Daytime temps have hit the mid to upper 90s, with dew points in the mid-70s, a mix that assures triple digit heat indexes. This is a tropical location. Venues such as tennis, beach volleyball, cycling and others are open and exposed.
“Playing in extreme heat and humidity, it’s very challenging,” said Serbian tennis star Novak Djokovic. “It’s something we’ve known coming into Tokyo, we heard and expected the conditions would be very tough, but before you come here and experience that, you don’t really know how difficult it is.”
These are, literally, the finest athletes in the world. When they say it’s difficult, it’s difficult. So why did the Japanese claim otherwise? And why did the International Olympic Committee, in granting the bid without comment about the conditions to come, just let them say it?
“Meteorological conditions during the proposed Games-time would be reasonable,” Japan’s proposal promised.
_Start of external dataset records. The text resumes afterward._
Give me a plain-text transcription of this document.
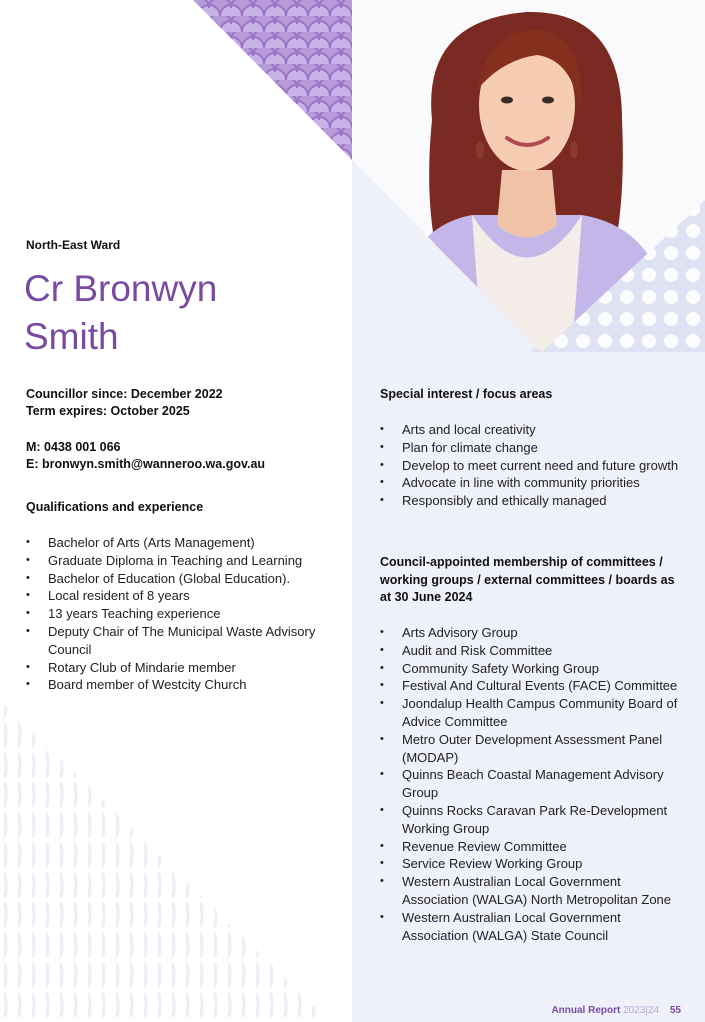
North-East Ward
Cr Bronwyn
Smith
Councillor since: December 2022
Term expires: October 2025
M: 0438 001 066
E: bronwyn.smith@wanneroo.wa.gov.au
Qualifications and experience
• Bachelor of Arts (Arts Management)
• Graduate Diploma in Teaching and Learning
• Bachelor of Education (Global Education).
• Local resident of 8 years
• 13 years Teaching experience
• Deputy Chair of The Municipal Waste Advisory Council
• Rotary Club of Mindarie member
• Board member of Westcity Church
Special interest / focus areas
• Arts and local creativity
• Plan for climate change
• Develop to meet current need and future growth
• Advocate in line with community priorities
• Responsibly and ethically managed
Council-appointed membership of committees / working groups / external committees / boards as at 30 June 2024
• Arts Advisory Group
• Audit and Risk Committee
• Community Safety Working Group
• Festival And Cultural Events (FACE) Committee
• Joondalup Health Campus Community Board of Advice Committee
• Metro Outer Development Assessment Panel (MODAP)
• Quinns Beach Coastal Management Advisory Group
• Quinns Rocks Caravan Park Re-Development Working Group
• Revenue Review Committee
• Service Review Working Group
• Western Australian Local Government Association (WALGA) North Metropolitan Zone
• Western Australian Local Government Association (WALGA) State Council
Annual Report 2023|24 55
Every athlete has to deal with the same situation, so it’s not fair to say it’s unfair. However, when you’ve trained your entire life to compete in the Olympics, you probably expect a situation that might optimize performance, not punish it.
Japan knew it was lying. They live here. Not a single resident of Tokyo would describe mid-summer here as “mild” or “ideal.” In 2014, soon after the city was awarded the bid, a column in Japan Times wondered how in the world this was going to even work.
“I have been to Manila, Bangkok, Jakarta, Phnom Penh and Singapore in mid-summer and in my experience Tokyo is the worst of them all,” author Robert Whiting wrote. “The only conceivable places that are worse would be staging the games in, say, Death Valley, California, or the Horn of Africa.”
Death Valley 2036? Don’t give the IOC any ideas.
The good news so far is it hasn’t gotten that bad.
Whatever it is, it appears it’s the athletes who are paying it.